Asking Max to cut out his lothario act was a mistake. A huge one. Pru realized this just a few seconds after his lips met hers again. This time when his mouth moved over hers, it was with tenderness as opposed to his usual brutal force.

Being kissed by Max like this turned her mind into a total doily, with thoughts of first kisses and soft music. Max’s kiss felt the way she used to wish boys would kiss her, back when she was a cheerleader and dating a football player.

The football player had never seemed to know what to do with his huge hands. Kissing him had felt like kissing a can of beer. Like a chore that came along with being a cheerleader.

But kissing Max was unlike anything she’d ever known.

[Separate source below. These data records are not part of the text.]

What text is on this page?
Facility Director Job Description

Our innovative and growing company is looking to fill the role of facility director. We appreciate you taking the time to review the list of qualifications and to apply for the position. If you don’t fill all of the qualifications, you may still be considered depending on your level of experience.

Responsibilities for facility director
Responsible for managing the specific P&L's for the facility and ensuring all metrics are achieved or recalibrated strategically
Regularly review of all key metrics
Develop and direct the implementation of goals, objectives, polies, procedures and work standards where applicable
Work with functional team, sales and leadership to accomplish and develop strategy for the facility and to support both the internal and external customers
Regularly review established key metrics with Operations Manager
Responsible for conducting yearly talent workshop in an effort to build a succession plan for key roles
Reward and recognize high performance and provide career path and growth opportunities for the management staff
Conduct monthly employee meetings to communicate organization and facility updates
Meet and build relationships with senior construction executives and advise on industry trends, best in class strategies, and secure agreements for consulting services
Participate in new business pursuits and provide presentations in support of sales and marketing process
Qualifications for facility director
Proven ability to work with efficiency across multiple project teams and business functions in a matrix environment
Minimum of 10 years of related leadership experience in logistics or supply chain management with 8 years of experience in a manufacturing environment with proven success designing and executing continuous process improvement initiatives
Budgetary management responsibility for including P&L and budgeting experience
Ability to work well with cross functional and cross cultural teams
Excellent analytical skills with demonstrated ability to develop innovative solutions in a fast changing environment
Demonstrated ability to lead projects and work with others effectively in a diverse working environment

Tonight he smelled of the outdoors and a cooking fire. He tasted like the hot chocolate she’d made for him. And the more he kissed her, the more she wanted him. She couldn’t get enough of him, and soon she was panting against his lips, pressing her body into his.

“Max...” she whispered.

She didn’t have to say anything more. He moved away from her, and cool air hit her as he climbed out of their makeshift bed. She could hear the sound of his new backpack being unzipped, then some rustling. He then got back under the covers with her. Naked now, with a condom in his left hand.

But instead of putting it on quickly, and taking her roughly as was his wont, he took her hand and pressed it against his chest.

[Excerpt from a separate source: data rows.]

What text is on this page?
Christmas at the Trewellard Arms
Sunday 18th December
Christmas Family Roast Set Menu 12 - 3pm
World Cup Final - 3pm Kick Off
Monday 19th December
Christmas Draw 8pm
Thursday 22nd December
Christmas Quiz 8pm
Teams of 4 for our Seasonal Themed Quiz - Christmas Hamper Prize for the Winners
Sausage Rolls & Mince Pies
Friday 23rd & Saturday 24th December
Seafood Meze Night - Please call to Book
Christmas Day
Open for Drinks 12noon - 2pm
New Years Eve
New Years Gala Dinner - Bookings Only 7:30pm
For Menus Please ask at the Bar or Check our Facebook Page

“Touch me,” he said, his voice low.

It wasn’t a request, but it also wasn’t hard for her to comply. She found she wanted to touch him, too. She brought both of her hands to his chest, mesmerized by the feel of his hard body in the dark as he she ran them over his chest and down his rippled abs. She stopped when she hit the top of his shaft, which was at full mast, already straining hard against the back of her hand.

The quick intake of breath he took when her hand grazed his sex emboldened her. Made her linger there, stroking her hand up and down his long length.

As her ministrations went on, Max’s breath become choppy, coming out in short bursts, as if it was becoming harder for him to hold on. Which only made her want to please him more.